Semionov and von Ungern Sternberg tried to create an independent Mongolian power and to restore the Qin Dynasty in China, as instruments for launching a worldwide monarchistic counter-offensive against the forces which were destroying the Chinese, Russian, Turkish, German and Austrian empires. 

It has also to be recalled that the Qin Empire, which had just been dissolved in 1911 but was restored for a very short period in 1917, was a multiethnical empire dominated by the “Peoples of the Steppes” (Manchu, Mongols, Uighurs and Tibetans). For this reason, the paradoxical pretention of von Ungern-Sternberg (a German-Baltic Russian citizen born in Austria), who, being the ruler in Urfa -Ulaan Bator-) , claimed to be a reicarnation of Chingis Khan, was no absurd as it could be considered now. The Dalai Lama himself proclaimed him even as a reincarnation of the God Mahahkala. In any case, in that period, warklords were struggling, in Russia, in Germany, in Hungary as well as in China and in Central Asia, to restore the ancient Empires.

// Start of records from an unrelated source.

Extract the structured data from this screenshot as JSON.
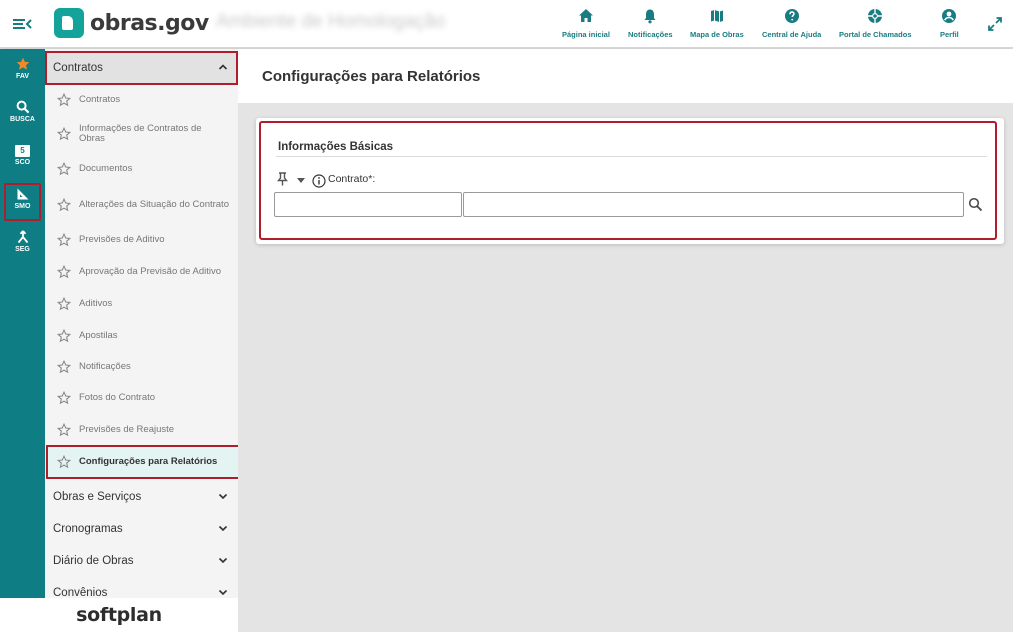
{
  "header": {
    "logo_text": "obras.gov",
    "environment": "Ambiente de Homologação",
    "nav": [
      {
        "label": "Página inicial",
        "icon": "home-icon"
      },
      {
        "label": "Notificações",
        "icon": "bell-icon"
      },
      {
        "label": "Mapa de Obras",
        "icon": "map-icon"
      },
      {
        "label": "Central de Ajuda",
        "icon": "help-icon"
      },
      {
        "label": "Portal de Chamados",
        "icon": "lifebuoy-icon"
      },
      {
        "label": "Perfil",
        "icon": "user-icon"
      }
    ]
  },
  "rail": {
    "items": [
      {
        "label": "FAV",
        "icon": "star-icon"
      },
      {
        "label": "BUSCA",
        "icon": "search-icon"
      },
      {
        "label": "SCO",
        "badge": "5"
      },
      {
        "label": "SMO",
        "icon": "ruler-icon",
        "selected": true
      },
      {
        "label": "SEG",
        "icon": "merge-icon"
      }
    ]
  },
  "menu": {
    "open_group": "Contratos",
    "items": [
      "Contratos",
      "Informações de Contratos de Obras",
      "Documentos",
      "Alterações da Situação do Contrato",
      "Previsões de Aditivo",
      "Aprovação da Previsão de Aditivo",
      "Aditivos",
      "Apostilas",
      "Notificações",
      "Fotos do Contrato",
      "Previsões de Reajuste",
      "Configurações para Relatórios"
    ],
    "active_item": "Configurações para Relatórios",
    "groups": [
      "Obras e Serviços",
      "Cronogramas",
      "Diário de Obras",
      "Convênios"
    ]
  },
  "footer_brand": "softplan",
  "main": {
    "title": "Configurações para Relatórios",
    "section_title": "Informações Básicas",
    "field_label": "Contrato*:",
    "contract_code_value": "",
    "contract_name_value": ""
  },
  "colors": {
    "brand_teal": "#0f7d84",
    "logo_teal": "#13a39a",
    "nav_label": "#1a7c83",
    "highlight_red": "#b01e2b",
    "fav_star": "#f08a24"
  }
}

The best known Eurasiatist author was Prince Trubeckoj, who, writing, in the ’30ies, in Harbin (Manchuria), Sofia and Prague, and following the above suggestions both from Russian and Japanese cultures, emphasized the Mongol and Tatar heritage in Russian identity (“Nasledije Chingis Khana”), challenging the “arrogance” of Western Europeans, who, according to him, had always refused to recognize the dignity of civilisation to the cultures of Eastern Europe and of the steppes. In so doing, Trubeckoj utilized not only the ideas of the Scythic movement, but also the ones of other admirers of the Peoples of the Steppes, like Enver Pasha.

These ideas were not so insulated. They echoed the theories of British and Russian diplomacies, struggling, along the XIX Century, to control Persia and Afghanistan, as the key to the whole Asia. Kiplings work, and the British "inventor" of Geopolitics, Mackinder, thought that those who had the control of Central Asia had the control of the world.

Also today, the followers of Mackinder, such as the American democratic politician Zbygniew Brzerzinski, maintain that the control of Central Asia is pivotal for the control of the World. This has been a focal argument in favour of the wars in Afganistan.  

It is clear that, in general terms,  “Euro-Asiatism” stressed the role of the Peoples of the Steppes in the creation of the Russian identity. The brand “Eurasiatism” has been invoked for covering several different types of cultural and of political discourses, going from a natural, imperial and hegemonic role of Russia in the Eurasiatic continent, to the need of a federation of all peoples of Eurasia, up to simple remembering, to Europeans, of their Asiatic origins, thus challenging “West-European arrogance”, and fostering a dialogue with Eastern cultures.

Today, when several peoples of Asia are in the forefront of  the transformation of world economy, so that the balance of power is shifting eastwords across the Eurasiat Continent, the ideas of Eurasiatists seam to yeald a renewed success.